Generally agree with the sentiments of Ed and Emily.  This xkcd cartoon always comes to mind https://xkcd.com/927/

Do you have any thoughts on potentially not adding a new API, instead using an existing set of interfaces from say JUL, and shifting focus entirely on requirements for the implementations themselves?  It could avoid API duplication/fragmentation while still raising the bar on implementations to deliver additional functionality.

Ultimately a great deal of what standards require of implementations doesn't show in the API method calls and are done transparently behind the API.  If that could be done here, it might address a lot of duplication concerns.

> * integrate with the observability and context propagation standards offered by Jakarta and MicroProfile,

Do you imagine any of this being exposed to users as API calls they must make, or can these be solely guarantees an implementation offers and the spec and TCK requires?

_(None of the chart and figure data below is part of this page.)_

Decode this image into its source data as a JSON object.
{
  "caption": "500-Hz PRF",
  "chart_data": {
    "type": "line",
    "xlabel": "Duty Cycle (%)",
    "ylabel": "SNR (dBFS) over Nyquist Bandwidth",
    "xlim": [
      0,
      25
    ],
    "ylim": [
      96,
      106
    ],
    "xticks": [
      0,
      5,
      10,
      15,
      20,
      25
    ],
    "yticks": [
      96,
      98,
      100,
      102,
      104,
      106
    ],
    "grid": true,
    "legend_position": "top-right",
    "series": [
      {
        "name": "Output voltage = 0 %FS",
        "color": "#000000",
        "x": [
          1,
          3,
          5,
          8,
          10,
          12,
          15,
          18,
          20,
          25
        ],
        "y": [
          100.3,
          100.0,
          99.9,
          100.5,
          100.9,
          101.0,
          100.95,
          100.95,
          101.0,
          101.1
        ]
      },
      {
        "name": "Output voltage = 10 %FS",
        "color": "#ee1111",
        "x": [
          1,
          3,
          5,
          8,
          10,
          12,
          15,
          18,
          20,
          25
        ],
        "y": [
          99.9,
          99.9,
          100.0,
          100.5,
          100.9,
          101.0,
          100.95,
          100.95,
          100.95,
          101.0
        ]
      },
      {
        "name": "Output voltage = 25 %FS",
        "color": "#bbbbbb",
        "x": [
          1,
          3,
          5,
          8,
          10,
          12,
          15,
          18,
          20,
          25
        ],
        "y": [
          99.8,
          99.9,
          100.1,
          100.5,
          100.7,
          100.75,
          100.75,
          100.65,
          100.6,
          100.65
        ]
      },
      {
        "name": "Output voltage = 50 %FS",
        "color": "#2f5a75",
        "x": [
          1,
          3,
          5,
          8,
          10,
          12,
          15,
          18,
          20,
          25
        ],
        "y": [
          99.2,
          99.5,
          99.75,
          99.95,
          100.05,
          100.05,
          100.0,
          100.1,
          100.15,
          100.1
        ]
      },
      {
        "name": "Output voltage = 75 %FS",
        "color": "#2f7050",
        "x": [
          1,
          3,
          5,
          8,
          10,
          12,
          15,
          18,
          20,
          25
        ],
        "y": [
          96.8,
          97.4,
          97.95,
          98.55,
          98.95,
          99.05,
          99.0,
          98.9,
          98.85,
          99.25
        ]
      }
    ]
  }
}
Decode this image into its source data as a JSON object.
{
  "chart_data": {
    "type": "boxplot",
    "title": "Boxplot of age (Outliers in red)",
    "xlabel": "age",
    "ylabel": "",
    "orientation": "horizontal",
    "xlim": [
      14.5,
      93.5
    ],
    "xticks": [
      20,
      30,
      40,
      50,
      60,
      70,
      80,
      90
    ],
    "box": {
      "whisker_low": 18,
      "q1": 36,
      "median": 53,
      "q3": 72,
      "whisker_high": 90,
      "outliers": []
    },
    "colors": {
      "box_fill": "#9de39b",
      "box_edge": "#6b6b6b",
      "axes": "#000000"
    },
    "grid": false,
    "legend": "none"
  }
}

> * offer a good separation of logs into domains for multi-user servers. These features are not very well supported by modern logging frameworks and Logback even dropped the support for multiple logger contexts 7 years ago.

This one definitely sounds like an implementation detail that could be a spec requirement that doesn't need to show up in the API the user used.

> * offer dependency injection, like in other eco-systems (.NET for example).

This also sounds like something that could be a requirement delivered against existing APIs.  CDI for dependency injection, JUL for users to make the actual logging calls and perhaps a couple annotations defined by the spec to ensure the right thing is injected.

This is all just brainstorming of course.  Curious on your thoughts.